速度差の広がりは事故増加にはつながらない
まして120km/hの制限速度で走っている乗用車からすると30km/h近い速度差があるわけで、イライラというレベルでは収まらず、事故につながりかねない。安易な制限速度の引き上げは危ないと思うかもしれない。しかし、制限速度が120km/hとなる区間は当然ながら3車線であり、右側の追越車線を大型トラックが走るというケースは、建前的になるかもしれないが、考えづらい。すでに110km/hで運用していて事故が増えていない(区間によっては減っている!)ことからも速度差によるリスクは事故増加にはつながらないと判断できる。
つまり、制限速度における40km/hの速度差よりも、大型トラックの制限速度を120km/hに合わせるほうが事故リスクは高まると判断したのだろう。
乗用車同士でいっても必ずしも120km/hで走る必要はない。燃費を重視して90km/h前後で走るのも自由であるし、クルマによってはクルーズコントロールが115km/hまでしか設定できないクルマもあるだろう。「かならず走行車線を走り、追越車線は速く走るクルマのために空けておく」という基本的なルールを守っていれば40km/hの速度差は危険とはいえない。むしろ無理をして先行車についていくほうが危ない。
また、速度が上がると適切な車間距離も長くなる。120km/hで走っているのに80km/hの感覚で車間を保つようなことがないよう気を付けたい。制限速度が上がったからといって、どの車線でも120km/hで流れるわけではない。
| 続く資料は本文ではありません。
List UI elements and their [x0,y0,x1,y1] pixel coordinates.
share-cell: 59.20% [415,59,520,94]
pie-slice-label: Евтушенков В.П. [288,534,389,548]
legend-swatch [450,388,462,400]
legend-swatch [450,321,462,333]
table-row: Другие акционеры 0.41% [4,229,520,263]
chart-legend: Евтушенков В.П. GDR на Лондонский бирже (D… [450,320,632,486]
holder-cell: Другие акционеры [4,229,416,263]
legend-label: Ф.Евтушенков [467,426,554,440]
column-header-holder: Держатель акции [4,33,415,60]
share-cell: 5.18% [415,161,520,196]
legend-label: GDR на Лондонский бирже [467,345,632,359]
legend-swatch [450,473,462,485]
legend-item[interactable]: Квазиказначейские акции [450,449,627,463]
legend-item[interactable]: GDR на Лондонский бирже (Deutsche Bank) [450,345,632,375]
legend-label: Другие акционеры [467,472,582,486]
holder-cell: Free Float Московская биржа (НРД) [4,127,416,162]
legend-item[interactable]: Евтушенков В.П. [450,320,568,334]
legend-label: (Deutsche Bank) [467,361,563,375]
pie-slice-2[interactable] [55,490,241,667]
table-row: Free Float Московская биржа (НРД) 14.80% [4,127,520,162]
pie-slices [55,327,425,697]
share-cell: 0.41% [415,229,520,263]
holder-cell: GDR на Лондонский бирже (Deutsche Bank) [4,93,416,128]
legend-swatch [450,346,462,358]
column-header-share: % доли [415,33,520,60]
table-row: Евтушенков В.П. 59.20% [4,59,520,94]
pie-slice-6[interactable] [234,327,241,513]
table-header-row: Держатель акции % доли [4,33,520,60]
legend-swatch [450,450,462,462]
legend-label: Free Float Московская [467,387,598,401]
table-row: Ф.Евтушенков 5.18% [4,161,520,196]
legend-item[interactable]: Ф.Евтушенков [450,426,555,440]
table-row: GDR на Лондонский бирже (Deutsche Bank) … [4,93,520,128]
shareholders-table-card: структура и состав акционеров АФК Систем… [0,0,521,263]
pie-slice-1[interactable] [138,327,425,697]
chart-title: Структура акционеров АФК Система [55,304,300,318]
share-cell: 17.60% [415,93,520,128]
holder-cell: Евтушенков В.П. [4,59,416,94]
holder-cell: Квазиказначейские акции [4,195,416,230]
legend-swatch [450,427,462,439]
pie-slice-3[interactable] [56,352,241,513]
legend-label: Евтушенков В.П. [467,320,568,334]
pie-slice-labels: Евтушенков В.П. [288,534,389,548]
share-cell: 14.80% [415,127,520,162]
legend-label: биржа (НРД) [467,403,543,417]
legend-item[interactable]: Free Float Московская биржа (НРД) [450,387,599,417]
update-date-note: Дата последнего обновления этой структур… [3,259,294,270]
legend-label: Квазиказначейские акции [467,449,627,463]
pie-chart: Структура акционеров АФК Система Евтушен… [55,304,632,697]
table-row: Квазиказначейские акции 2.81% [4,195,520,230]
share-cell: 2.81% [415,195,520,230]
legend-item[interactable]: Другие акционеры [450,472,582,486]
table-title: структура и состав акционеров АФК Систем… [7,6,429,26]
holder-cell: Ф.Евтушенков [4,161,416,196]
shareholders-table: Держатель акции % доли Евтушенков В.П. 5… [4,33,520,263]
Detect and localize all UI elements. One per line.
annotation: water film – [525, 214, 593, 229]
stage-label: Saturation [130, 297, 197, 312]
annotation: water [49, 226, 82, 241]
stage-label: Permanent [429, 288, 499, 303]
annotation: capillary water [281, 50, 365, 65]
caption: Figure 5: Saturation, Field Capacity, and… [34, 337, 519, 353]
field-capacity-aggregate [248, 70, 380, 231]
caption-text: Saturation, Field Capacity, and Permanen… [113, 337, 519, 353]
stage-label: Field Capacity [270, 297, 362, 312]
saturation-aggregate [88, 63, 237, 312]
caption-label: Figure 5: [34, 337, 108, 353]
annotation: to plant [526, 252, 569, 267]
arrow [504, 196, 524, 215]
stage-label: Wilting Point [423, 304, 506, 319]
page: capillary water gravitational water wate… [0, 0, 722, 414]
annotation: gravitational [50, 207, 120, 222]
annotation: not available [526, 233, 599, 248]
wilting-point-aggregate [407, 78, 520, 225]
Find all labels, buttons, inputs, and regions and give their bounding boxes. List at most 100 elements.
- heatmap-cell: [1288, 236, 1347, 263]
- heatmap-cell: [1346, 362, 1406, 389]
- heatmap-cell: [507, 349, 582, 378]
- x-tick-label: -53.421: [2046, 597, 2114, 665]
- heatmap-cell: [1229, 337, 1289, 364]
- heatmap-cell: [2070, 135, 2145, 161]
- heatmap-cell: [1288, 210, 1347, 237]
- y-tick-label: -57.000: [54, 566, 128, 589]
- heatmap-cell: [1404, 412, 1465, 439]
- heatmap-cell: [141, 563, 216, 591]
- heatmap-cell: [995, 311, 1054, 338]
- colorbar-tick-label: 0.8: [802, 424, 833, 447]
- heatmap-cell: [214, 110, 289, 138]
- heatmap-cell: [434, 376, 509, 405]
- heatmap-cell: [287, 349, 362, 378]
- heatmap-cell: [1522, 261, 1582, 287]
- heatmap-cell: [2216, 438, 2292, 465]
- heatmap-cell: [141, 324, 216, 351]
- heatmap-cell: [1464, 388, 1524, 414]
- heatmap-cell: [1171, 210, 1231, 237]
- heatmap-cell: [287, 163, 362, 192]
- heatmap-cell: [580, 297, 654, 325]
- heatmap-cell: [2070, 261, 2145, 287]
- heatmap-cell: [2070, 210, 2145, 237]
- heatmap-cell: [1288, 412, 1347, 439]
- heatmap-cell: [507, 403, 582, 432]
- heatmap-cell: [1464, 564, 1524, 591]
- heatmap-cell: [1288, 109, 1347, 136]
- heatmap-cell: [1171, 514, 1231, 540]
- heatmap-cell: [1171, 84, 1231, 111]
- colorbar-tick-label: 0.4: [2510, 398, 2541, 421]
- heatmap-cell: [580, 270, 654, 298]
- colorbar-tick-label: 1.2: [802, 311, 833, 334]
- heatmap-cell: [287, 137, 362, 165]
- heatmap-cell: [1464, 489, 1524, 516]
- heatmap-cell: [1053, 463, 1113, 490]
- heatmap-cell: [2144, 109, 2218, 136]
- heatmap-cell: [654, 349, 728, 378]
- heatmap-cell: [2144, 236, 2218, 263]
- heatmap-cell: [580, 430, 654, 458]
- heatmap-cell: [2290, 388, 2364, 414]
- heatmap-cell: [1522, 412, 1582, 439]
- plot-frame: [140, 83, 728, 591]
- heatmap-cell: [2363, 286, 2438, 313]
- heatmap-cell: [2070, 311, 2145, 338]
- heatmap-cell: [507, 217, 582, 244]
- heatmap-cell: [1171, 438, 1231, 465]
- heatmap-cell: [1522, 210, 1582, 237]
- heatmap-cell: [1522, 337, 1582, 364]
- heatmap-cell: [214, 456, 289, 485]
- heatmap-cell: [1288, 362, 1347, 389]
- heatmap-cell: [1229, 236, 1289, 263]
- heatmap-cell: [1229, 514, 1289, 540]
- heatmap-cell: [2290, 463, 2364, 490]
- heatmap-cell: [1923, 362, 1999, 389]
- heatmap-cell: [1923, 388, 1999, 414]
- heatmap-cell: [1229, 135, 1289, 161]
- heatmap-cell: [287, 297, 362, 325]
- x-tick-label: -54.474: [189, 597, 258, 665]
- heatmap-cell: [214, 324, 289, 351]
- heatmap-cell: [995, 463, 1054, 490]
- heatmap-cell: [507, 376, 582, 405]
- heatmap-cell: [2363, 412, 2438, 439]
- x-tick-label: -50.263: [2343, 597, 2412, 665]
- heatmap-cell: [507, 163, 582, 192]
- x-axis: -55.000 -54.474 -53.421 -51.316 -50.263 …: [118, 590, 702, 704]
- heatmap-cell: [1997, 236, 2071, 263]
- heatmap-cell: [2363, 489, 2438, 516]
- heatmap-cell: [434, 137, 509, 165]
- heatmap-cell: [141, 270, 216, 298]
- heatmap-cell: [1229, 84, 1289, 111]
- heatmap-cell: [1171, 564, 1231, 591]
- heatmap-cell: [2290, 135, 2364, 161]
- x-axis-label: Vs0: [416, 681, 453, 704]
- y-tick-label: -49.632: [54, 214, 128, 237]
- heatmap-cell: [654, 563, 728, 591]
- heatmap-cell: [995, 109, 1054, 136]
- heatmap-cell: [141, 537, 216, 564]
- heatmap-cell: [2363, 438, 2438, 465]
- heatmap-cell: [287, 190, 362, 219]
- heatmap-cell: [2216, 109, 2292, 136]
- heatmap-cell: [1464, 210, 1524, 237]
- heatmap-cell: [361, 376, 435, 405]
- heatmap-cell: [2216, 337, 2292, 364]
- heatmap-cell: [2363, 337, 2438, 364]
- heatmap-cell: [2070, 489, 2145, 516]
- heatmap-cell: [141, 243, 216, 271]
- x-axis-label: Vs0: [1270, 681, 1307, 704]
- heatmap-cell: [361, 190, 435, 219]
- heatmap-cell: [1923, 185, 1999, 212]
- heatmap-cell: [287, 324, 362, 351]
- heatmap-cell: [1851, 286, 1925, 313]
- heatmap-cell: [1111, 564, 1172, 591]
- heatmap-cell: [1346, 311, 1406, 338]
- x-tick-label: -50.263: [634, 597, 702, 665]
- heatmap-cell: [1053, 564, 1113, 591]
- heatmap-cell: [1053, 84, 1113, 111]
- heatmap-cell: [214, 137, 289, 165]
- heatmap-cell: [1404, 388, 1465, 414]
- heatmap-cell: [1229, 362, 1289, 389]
急いでいるなら、きちんと追越車線を使って前に出ればいいわけで、走行車線を走っている大型トラックやゆっくり走っている乗用車との車間を詰めて、相手に「あおられた」と思わせるような運転をするのはNGだ。
前述したように大型トラックは乗用車と比べると制動距離が長く、必然的に車間距離も長くなってくる。さらに、積み荷を守るために急ブレーキをかけることを躊躇する傾向にある。そうした大型トラックの事情も考慮して、お互いがスムースに走れるようにするのが、スマートなドライバーといえるだろう。